Und wie waren die Auswirkung dieser Entwicklung auf Fishlabs? Eigentlich können wir für Apple jeden Tag eine Kerze anzünden, denn innerhalb von nur einem Jahr macht der Umsatz mit iPhone-Games bei uns gut 60 Prozent aus. Das beinhaltet sowohl bezahlte Downloads unserer eigenen Spiele als auch Auftragsproduktionen. Welches Land hat welchen Anteil am Gesamtmarkt/an den Fishlabs-Downloads? Mit gut 50 Prozent stammt der größte Anteil der Downloads aus den USA. Das spiegelt auch ungefähr die installierte Basis wider.

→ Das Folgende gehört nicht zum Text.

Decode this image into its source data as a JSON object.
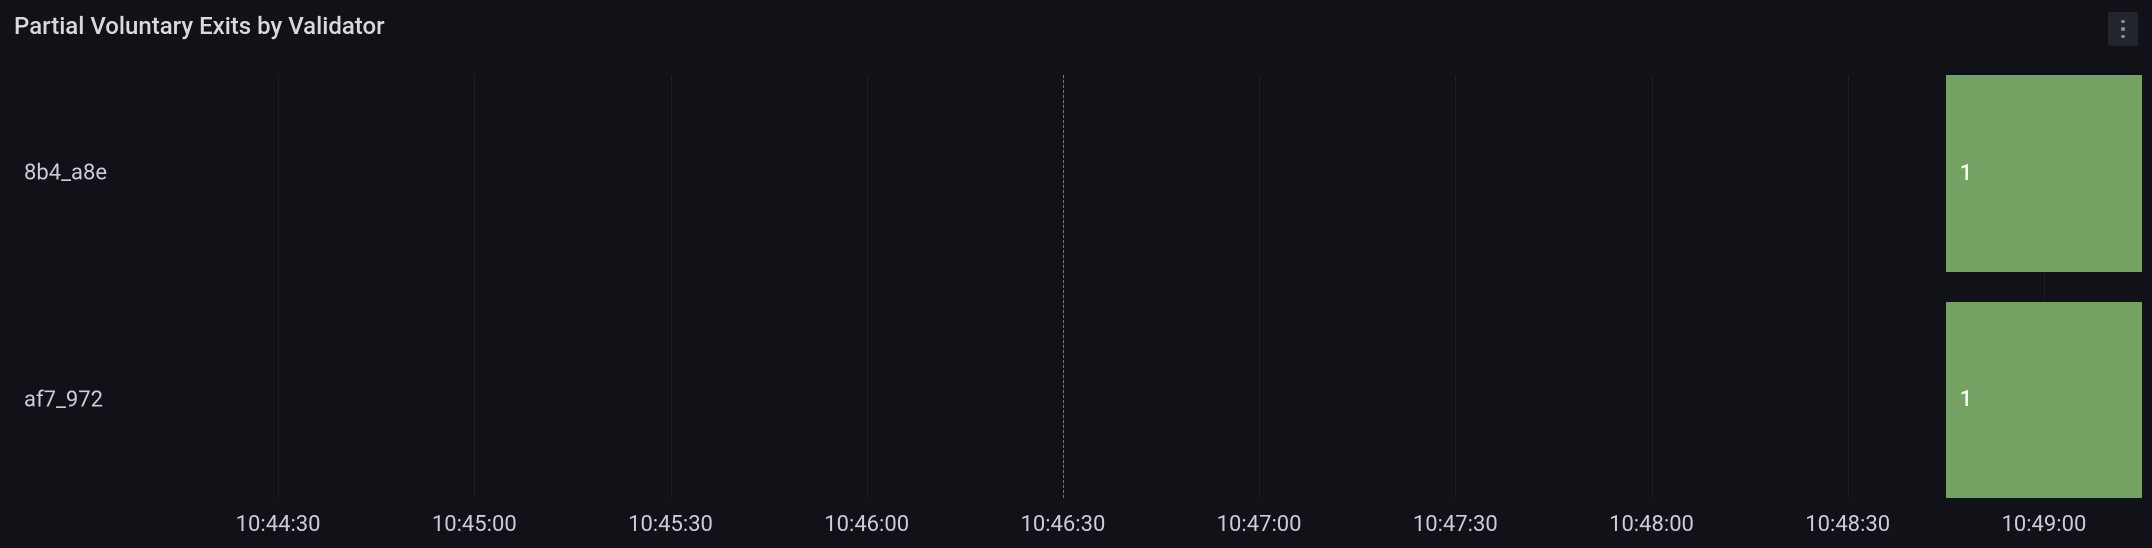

Danach folgt UK mit 13 bis 15 und Deutschland mit etwas über zehn Prozent, was mehr als der installierten Basis entspricht. Überraschend ist, dass unter den Top-10-Ländern auch Japan, das Land von PSP und DS, ist. Hier sehen wir sogar das stärkste Wachstum. Was sich ändern dürfte, wenn das iPhone in China und Indien demnächst verfügbar ist.

Warum haben iPhone, iPod und der App-Store so eingeschlagen? Weil die Bedingungen eigentlich ein Paradies für Entwickler von Games und Applikationen sind: eine direkte Geschäftsbeziehung mit Apple ohne Zwischenhändler, weltweite Distribution auf Knopfdruck, eine technisch weit überlegene mobile Plattform und die berühmte 70:30-Teilung der Einkünfte, bei der 70 Prozent an den Hersteller und 30 an Apple gehen.

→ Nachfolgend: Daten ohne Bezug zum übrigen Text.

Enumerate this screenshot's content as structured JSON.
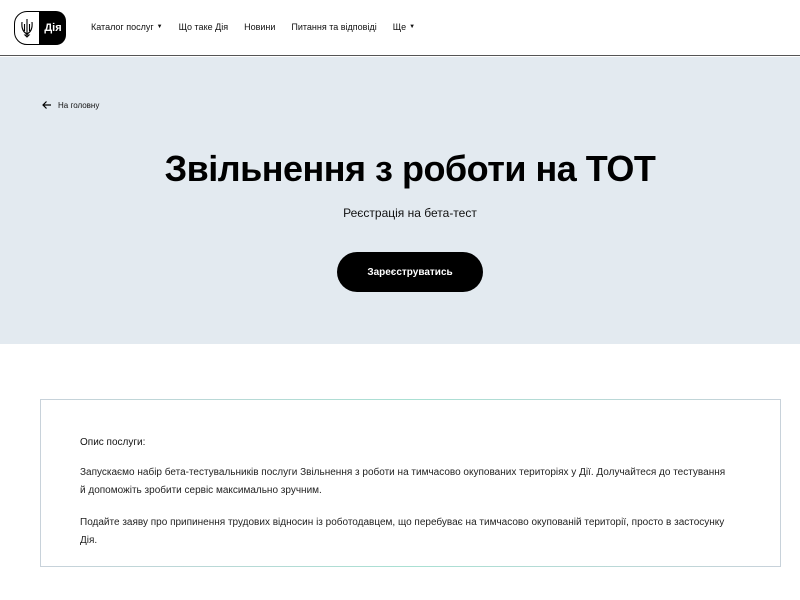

Warum sagen Sie "eigentlich"? Eines der großen Alleinstellungsmerkmale war bisher, dass man mit einer Version eines Programms auf einen Schlag 50 Mio. potenzielle Endkunden erreichen konnte. Leider unterläuft Apple diesen Vorteil gerade aus freien Stücken, indem sie neue Versionen der Hardware und des Betriebssystems auf den Markt bringen. Im Juli hat Apple das iPhone 3GS und die neue Firmware OS 3.0 vorgestellt. Neben neuen Funktionen bietet das 3GS vor allem mehr Geschwindigkeit, das "S" steht für "Speed". Mit dem neuen OS 3.0 lassen sich neue Geschäftsmodelle wie Abos oder kostenpflichtige In-Game-Items aus dem Spiel heraus realisieren. Das bedeutet auf der einen Seite viele neue Möglichkeiten. Auf der anderen Seite fragmentiert aber auch der Markt. Das stellt auf lange Sicht eine ernsthafte Bedrohung für die Entwicklercommunity und den Erfolg des App-Stores dar. Wie sieht momentan die Verbreitung der einzelnen Geräteversionen aus? Es gibt fast keine verlässlichen Daten darüber, wie viele welcher Geräte im Einsatz sind. So müssen wir uns hier eines Umwegs bedienen. Das kostenlose Werbespiel "Barclaycard Waterslide Extreme", das im Zuge einer kultigen Wasserrutschenanzeige von Barclaycard nach dem Konzept von Dare Digital von Fishlabs entwickelt wurde, hat innerhalb von einer Woche über 2,5 Mio. Downloads generiert. Da das Spiel zudem für eine recht breite Zielgruppe konzipiert wurde, erhält man damit einen guten Überblick über die derzeit installierten Geräte und Betriebssysteme. Als Entwickler will man natürlich wissen, wie viel potenzielle Kunden man verliert, wenn man bei Anwendungen einen Teil des Hardwareportfolios optimiert. Das Ergebnis ist, dass iPhone 3G, iPhone 3GS und iPod Touch der zweiten Generation mit zusammen 90 Prozent die beliebtesten Geräte sind. Insbesondere in der Spieleentwicklung, wo es nicht selten auf das letzte Quäntchen Rechenleistung ankommt, empfiehlt es sich, für dieses Leistungsniveau zu optimieren. Mit 12,7 Prozent Anteil des 3GS wäre es für uns noch zu früh, eine High-End Version eines vorhandenenSpiels herauszubringen, die sich nur am Speed des 3GS orientiert. Und ein komplettes Spiel, das die exklusiven Features des 3GS vo-raussetzt, wäre noch kritischer.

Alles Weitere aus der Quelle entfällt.